Em todos os tipos de especificação há 2 tipos de requisitos a considerar:
- Funcionais
- Descrevem a funcionalidade ou os serviços do
sistema.
- Dependem do tipo de software, das expectativas dos
usuários e do tipo de sistema que está sendo desenvolvido.
- Requisitos funcionais do usuário são descritos de
forma bem geral, mas os requisitos funcionais de sistema descrevem a função de sistema detalhadamente.
- Não funcionais
- Definem as propriedades de sistemas e restrições,
por ex: confiabilidade, tempo de resposta e espaço em disco;
- Requisitos não funcionais dizem respeito ao sistema
como um todo. Alguns podem restringir o processo que é utilizado para desenvolver o sistema;
- Podem ser mais críticos que requisitos funcionais. A
falha em atender um requisito não funcional de sistema pode inutilizar o sistema.
Podem-se distinguir três tipos de especificação:
- especificação de requisitos do usuário ou utilizador;
- especificação de requisitos do sistema;
- especificação do design da aplicação.
A vantagem de conceber mais do que uma especificação para um dado sistema é a de em cada especificação se comunicar apenas um determinado tipo de informação adequado ao leitor a que se destina (usando linguagens" que o utilizador conheça).Por exemplo, enquanto que nos requisitos do utilizador apenas é feita uma abordagem de alto nível das funcionalidades do sistema e suas restrições, usando linguagem natural e eventualmente diagramas (esquemas), nos requisitos do sistema cada requisito é descrito com mais detalhe introduzindo já alguns conceitos relativos à arquitetura do sistema, fazendo-se uso de linguagens estruturadas (notações gráficos como diagramas de casos de uso).
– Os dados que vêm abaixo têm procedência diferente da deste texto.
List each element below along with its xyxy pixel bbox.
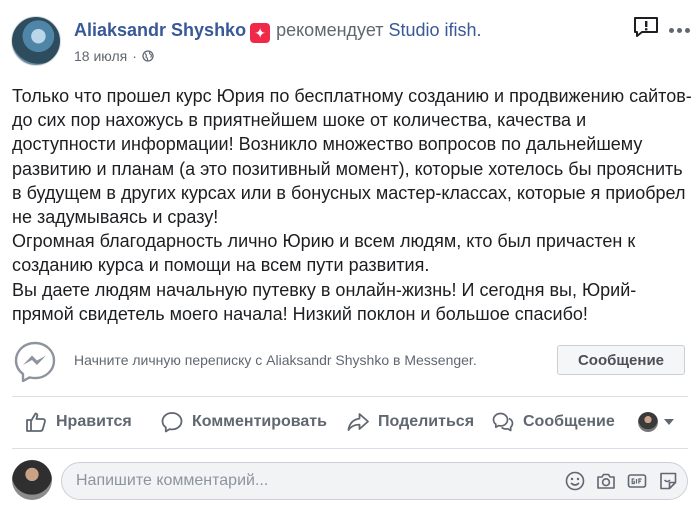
meta-separator: · (132, 48, 137, 64)
messenger-prompt-row: Начните личную переписку с Aliaksandr Sh… (12, 339, 688, 385)
commenter-avatar[interactable] (12, 460, 52, 500)
message-label: Сообщение (523, 413, 615, 430)
post-paragraph: Огромная благодарность лично Юрию и всем… (12, 231, 636, 276)
post-paragraph: Только что прошел курс Юрия по бесплатно… (12, 86, 692, 228)
post-header-title: Aliaksandr Shyshko ✦ рекомендует Studio if… (74, 20, 482, 43)
messenger-icon (14, 341, 56, 383)
camera-icon[interactable] (595, 470, 617, 492)
author-avatar[interactable] (11, 16, 61, 66)
comment-icon (161, 412, 183, 433)
comment-label: Комментировать (192, 413, 327, 430)
comment-button[interactable]: Комментировать (160, 405, 327, 439)
like-icon (26, 412, 46, 432)
messenger-prompt-text: Начните личную переписку с Aliaksandr Sh… (74, 352, 477, 368)
comment-input[interactable] (76, 463, 496, 499)
author-name-link[interactable]: Aliaksandr Shyshko (74, 20, 246, 40)
composer-tools (564, 470, 679, 492)
post-paragraph: Вы даете людям начальную путевку в онлай… (12, 279, 637, 324)
globe-icon (142, 50, 154, 62)
post-actions: Нравится Комментировать Поделиться Сообщ… (0, 405, 700, 439)
post-body: Только что прошел курс Юрия по бесплатно… (12, 84, 694, 326)
post-as-selector[interactable] (638, 405, 674, 439)
post-card: Aliaksandr Shyshko ✦ рекомендует Studio if… (0, 0, 700, 511)
recommend-verb: рекомендует (276, 20, 384, 40)
share-label: Поделиться (378, 413, 475, 430)
more-icon[interactable] (668, 20, 692, 40)
post-meta: 18 июля · (74, 48, 154, 64)
report-icon[interactable] (633, 16, 659, 38)
divider (12, 396, 688, 397)
share-button[interactable]: Поделиться (346, 405, 474, 439)
message-button[interactable]: Сообщение (491, 405, 615, 439)
chevron-down-icon (664, 419, 674, 425)
message-icon (492, 412, 514, 432)
comment-composer (61, 462, 688, 500)
gif-icon[interactable] (626, 470, 648, 492)
recommend-icon: ✦ (250, 23, 271, 43)
emoji-icon[interactable] (564, 470, 586, 492)
page-name-link[interactable]: Studio ifish. (389, 20, 482, 40)
avatar (638, 412, 658, 432)
divider (12, 448, 688, 449)
share-icon (347, 413, 369, 431)
post-date-link[interactable]: 18 июля (74, 48, 127, 64)
sticker-icon[interactable] (657, 470, 679, 492)
like-button[interactable]: Нравится (24, 405, 132, 439)
like-label: Нравится (56, 413, 132, 430)
send-message-button[interactable]: Сообщение (557, 345, 685, 375)
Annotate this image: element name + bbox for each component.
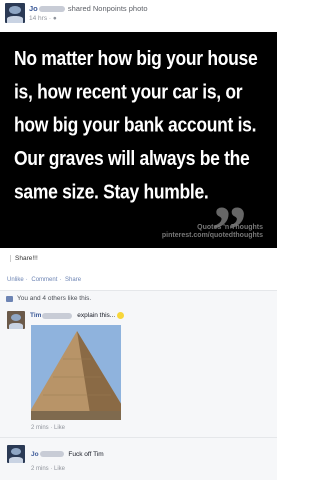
author-avatar[interactable]	[5, 3, 25, 23]
post-header-line: Jo shared Nonpoints photo	[29, 4, 148, 13]
comment-link[interactable]: Comment	[31, 277, 57, 283]
audience-icon: ●	[52, 15, 57, 22]
commenter-avatar-jo[interactable]	[7, 445, 25, 463]
comment-2-meta[interactable]: 2 mins · Like	[31, 466, 65, 472]
redacted-name	[39, 451, 64, 458]
credit-line-1: Quotes 'n Thoughts	[197, 224, 263, 231]
comment-1-meta[interactable]: 2 mins · Like	[31, 425, 65, 431]
likes-bar: You and 4 others like this.	[0, 290, 277, 307]
timestamp-text: 14 hrs ·	[29, 15, 52, 22]
commenter-avatar-tim[interactable]	[7, 311, 25, 329]
comment-2: Jo Fuck off Tim	[31, 451, 104, 458]
author-name[interactable]: Jo	[29, 4, 38, 13]
post-header: Jo shared Nonpoints photo 14 hrs · ●	[0, 0, 277, 28]
post-timestamp[interactable]: 14 hrs · ●	[29, 15, 57, 22]
credit-line-2: pinterest.com/quotedthoughts	[161, 232, 263, 239]
quote-image[interactable]: No matter how big your house is, how rec…	[0, 32, 277, 267]
comment-1: Tim explain this...	[30, 312, 125, 320]
share-link[interactable]: Share	[65, 277, 81, 283]
post-action-text: shared Nonpoints photo	[67, 4, 148, 13]
thumbs-up-icon	[6, 296, 13, 302]
action-separator: ·	[59, 277, 62, 283]
comment-divider	[0, 437, 277, 438]
quote-text: No matter how big your house is, how rec…	[14, 46, 258, 203]
comment-author[interactable]: Tim	[30, 312, 41, 319]
smiley-icon	[117, 312, 125, 319]
redacted-name	[42, 312, 73, 319]
redacted-name	[38, 6, 65, 13]
likes-summary[interactable]: You and 4 others like this.	[17, 295, 91, 302]
share-message: Share!!!	[10, 255, 38, 262]
image-credit: Quotes 'n Thoughts pinterest.com/quotedt…	[162, 224, 263, 240]
post-actions: Unlike · Comment · Share	[7, 277, 83, 283]
action-separator: ·	[25, 277, 28, 283]
comment-author[interactable]: Jo	[31, 451, 39, 458]
pyramid-photo[interactable]	[31, 325, 121, 420]
comment-text: explain this...	[77, 312, 116, 320]
unlike-link[interactable]: Unlike	[7, 277, 24, 283]
comment-text: Fuck off Tim	[68, 451, 104, 458]
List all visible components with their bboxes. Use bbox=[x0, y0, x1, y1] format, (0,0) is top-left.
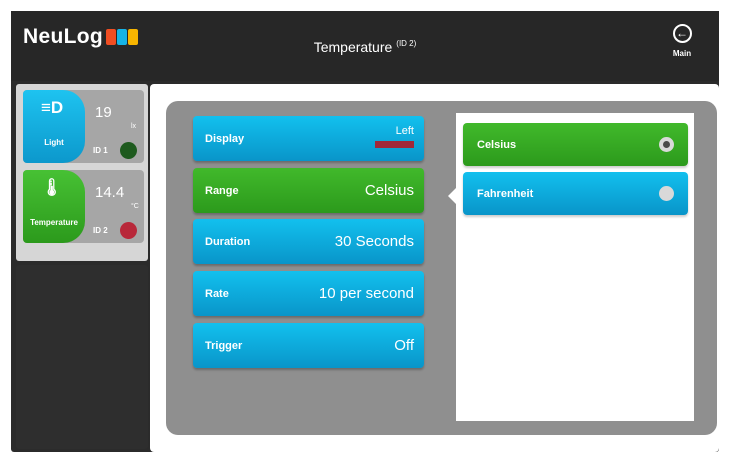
sensor-unit: °C bbox=[131, 203, 139, 210]
range-setting-button[interactable]: Range Celsius bbox=[193, 168, 424, 213]
top-bar: NeuLog Temperature (ID 2) ← Main bbox=[11, 11, 719, 81]
sensor-name: Temperature bbox=[30, 218, 78, 227]
setting-value: Off bbox=[394, 337, 414, 354]
setting-value: Celsius bbox=[364, 182, 414, 199]
setting-value: Left bbox=[395, 125, 414, 137]
range-options-list: Celsius Fahrenheit bbox=[456, 113, 694, 421]
sensor-status-dot bbox=[120, 222, 137, 239]
page-title-sensor-id: (ID 2) bbox=[396, 39, 417, 48]
sensor-card-light[interactable]: ≡D Light 19 lx ID 1 bbox=[23, 90, 144, 163]
option-fahrenheit[interactable]: Fahrenheit bbox=[463, 172, 688, 215]
setting-label: Trigger bbox=[205, 339, 243, 352]
sensor-unit: lx bbox=[131, 123, 137, 130]
sensor-name: Light bbox=[44, 138, 64, 147]
radio-unselected-icon[interactable] bbox=[659, 186, 674, 201]
setting-label: Duration bbox=[205, 235, 251, 248]
settings-panel: Display Left Range Celsius Duration 30 S… bbox=[166, 101, 717, 435]
setting-value: 30 Seconds bbox=[334, 233, 414, 250]
sensor-status-dot bbox=[120, 142, 137, 159]
display-color-swatch bbox=[375, 141, 414, 148]
setting-label: Range bbox=[205, 184, 239, 197]
page-title: Temperature (ID 2) bbox=[11, 39, 719, 55]
sensor-card-temperature[interactable]: 🌡 Temperature 14.4 °C ID 2 bbox=[23, 170, 144, 243]
sensor-tab-temperature[interactable]: 🌡 Temperature bbox=[23, 170, 85, 243]
thermometer-icon: 🌡 bbox=[41, 178, 63, 197]
display-value-group: Left bbox=[375, 125, 414, 148]
sensor-id: ID 1 bbox=[93, 146, 108, 155]
trigger-setting-button[interactable]: Trigger Off bbox=[193, 323, 424, 368]
option-label: Celsius bbox=[477, 138, 517, 151]
display-setting-button[interactable]: Display Left bbox=[193, 116, 424, 161]
sensor-id: ID 2 bbox=[93, 226, 108, 235]
setting-label: Rate bbox=[205, 287, 229, 300]
sensor-value: 19 bbox=[95, 104, 112, 121]
arrow-left-circle-icon: ← bbox=[672, 24, 692, 43]
sensor-tab-light[interactable]: ≡D Light bbox=[23, 90, 85, 163]
neulog-app: NeuLog Temperature (ID 2) ← Main ≡D Light… bbox=[11, 11, 719, 452]
duration-setting-button[interactable]: Duration 30 Seconds bbox=[193, 219, 424, 264]
light-icon: ≡D bbox=[41, 98, 64, 117]
option-label: Fahrenheit bbox=[477, 187, 534, 200]
setting-value: 10 per second bbox=[318, 285, 414, 302]
setting-label: Display bbox=[205, 132, 245, 145]
page-title-text: Temperature bbox=[313, 39, 393, 55]
settings-content: Display Left Range Celsius Duration 30 S… bbox=[150, 84, 719, 452]
main-button-label: Main bbox=[672, 49, 692, 58]
rate-setting-button[interactable]: Rate 10 per second bbox=[193, 271, 424, 316]
option-celsius[interactable]: Celsius bbox=[463, 123, 688, 166]
empty-side-panel bbox=[16, 265, 148, 449]
radio-selected-icon[interactable] bbox=[659, 137, 674, 152]
sensor-list: ≡D Light 19 lx ID 1 🌡 Temperature 14.4 °… bbox=[16, 84, 148, 261]
sensor-value: 14.4 bbox=[95, 184, 125, 201]
main-button[interactable]: ← Main bbox=[662, 24, 702, 58]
- Documento de Especificação de Requisitos
Apesar da existência dos 3 tipos de especificação vistos nos itens anteriores, existe uma especificação que é a usada como declaração oficial dos requisitos do sistema. Este documento, normalmente chamado de Documento de Especificação de Requisitos (Software Requirements Specification ou SRS) inclui uma combinação dos requisitos do utilizador e do sistema e tem diferentes utilidades para diferentes pessoas (Kotonya e Sommerville, 1998): Clientes: confirmar a completude dos requisitos e propor alterações. Gestores: orçamentar o sistema e planejar o processo de desenvolvimento. Engenheiros: compreender o sistema a desenvolver. Engenheiros (testes): desenvolver testes para validar o cumprimento dos requisitos. Engenheiros (manutenção): compreender o sistema e a ligação entre as suas partes.